Labels That Tell You a Little
Many labels describe only one aspect of how a meat or dairy product was produced. Unlike USDA organic, which en-compasses a number of different issues about how the animal was raised, these labels are generally not based on the same kind of certification program to verify the claims. Depending upon what aspects of food production concern you most, these labels may be sufficient. But be careful not to assume that they provide information about anything other than the one practice the labels describe.
“Cage Free” indicates that birds are raised without cages, but does not describe any other living conditions. For instance, cage free eggs could have come from birds raised indoors, in overcrowded conditions, and without access to pasture. USDA has not developed any standards for this label.
“Pasture-raised” or “Pastured” indicates that animals were raised on pasture, feeding on grass or forage. This traditional farming method is typically done on a smaller scale than conventionally produced animals. The USDA has not developed any standards for this label, including how much of its life the animal spent on pasture.

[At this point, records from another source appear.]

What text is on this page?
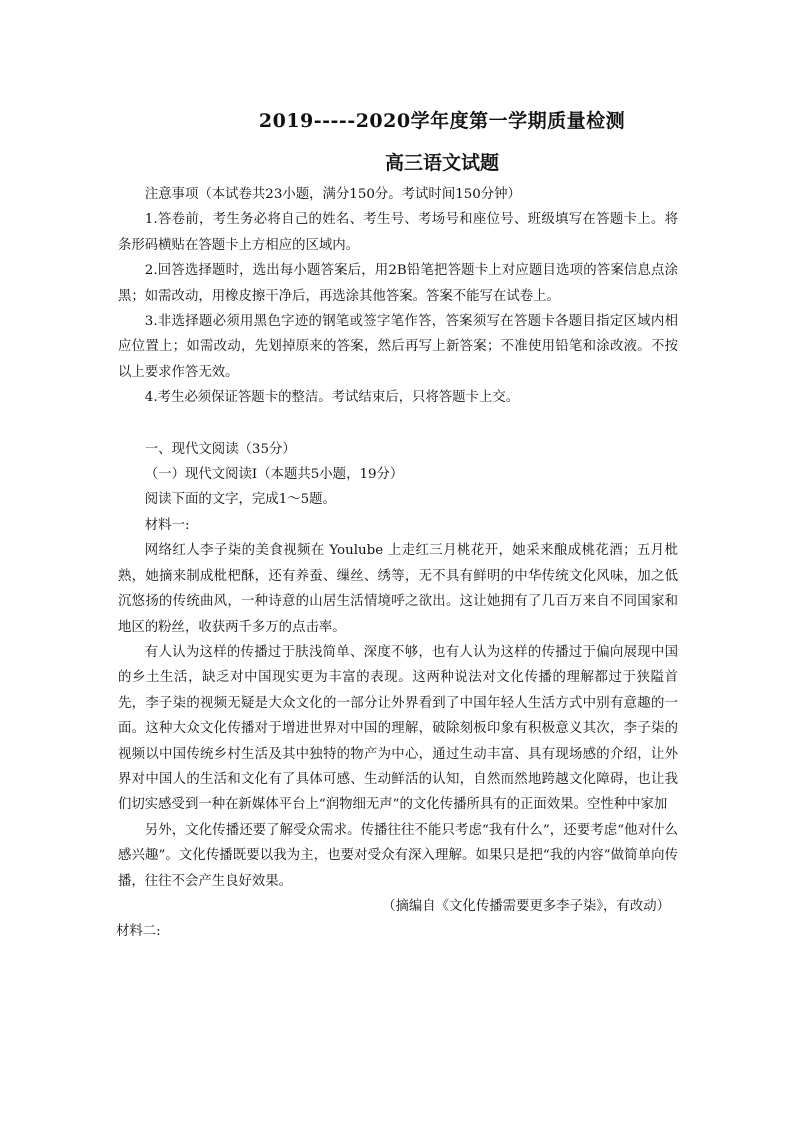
2019-----2020学年度第一学期质量检测
高三语文试题

注意事项（本试卷共23小题，满分150分。考试时间150分钟）

1.答卷前，考生务必将自己的姓名、考生号、考场号和座位号、班级填写在答题卡上。将条形码横贴在答题卡上方相应的区域内。

2.回答选择题时，选出每小题答案后，用2B铅笔把答题卡上对应题目选项的答案信息点涂黑；如需改动，用橡皮擦干净后，再选涂其他答案。答案不能写在试卷上。

3.非选择题必须用黑色字迹的钢笔或签字笔作答，答案须写在答题卡各题目指定区域内相应位置上；如需改动，先划掉原来的答案，然后再写上新答案；不准使用铅笔和涂改液。不按以上要求作答无效。

4.考生必须保证答题卡的整洁。考试结束后，只将答题卡上交。

一、现代文阅读（35分）

（一）现代文阅读Ⅰ（本题共5小题，19分）

阅读下面的文字，完成1～5题。

材料一:

网络红人李子柒的美食视频在 Youlube 上走红三月桃花开，她采来酿成桃花酒；五月枇熟，她摘来制成枇杷酥，还有养蚕、缫丝、绣等，无不具有鲜明的中华传统文化风味，加之低沉悠扬的传统曲风，一种诗意的山居生活情境呼之欲出。这让她拥有了几百万来自不同国家和地区的粉丝，收获两千多万的点击率。

有人认为这样的传播过于肤浅简单、深度不够，也有人认为这样的传播过于偏向展现中国的乡土生活，缺乏对中国现实更为丰富的表现。这两种说法对文化传播的理解都过于狭隘首先，李子柒的视频无疑是大众文化的一部分让外界看到了中国年轻人生活方式中别有意趣的一面。这种大众文化传播对于增进世界对中国的理解，破除刻板印象有积极意义其次，李子柒的视频以中国传统乡村生活及其中独特的物产为中心，通过生动丰富、具有现场感的介绍，让外界对中国人的生活和文化有了具体可感、生动鲜活的认知，自然而然地跨越文化障碍，也让我们切实感受到一种在新媒体平台上“润物细无声”的文化传播所具有的正面效果。空性种中家加

另外，文化传播还要了解受众需求。传播往往不能只考虑“我有什么”，还要考虑“他对什么感兴趣”。文化传播既要以我为主，也要对受众有深入理解。如果只是把“我的内容”做简单向传播，往往不会产生良好效果。

（摘编自《文化传播需要更多李子柒》，有改动）

材料二:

In 2007, USDA approved a standard for a “Grass-fed“ label for meat (not dairy). The standard states that, aside from milk consumed prior to weaning, animals must receive 100 percent of their energy from grass or forage and cannot be fed grains such as corn. The standard requires that animals have continuous access to pasture, but only during the growing season. During the off-season, animals may be kept indoors and fed harvested grass or forage. The label does not tell you if antibiotics or hormones were administered.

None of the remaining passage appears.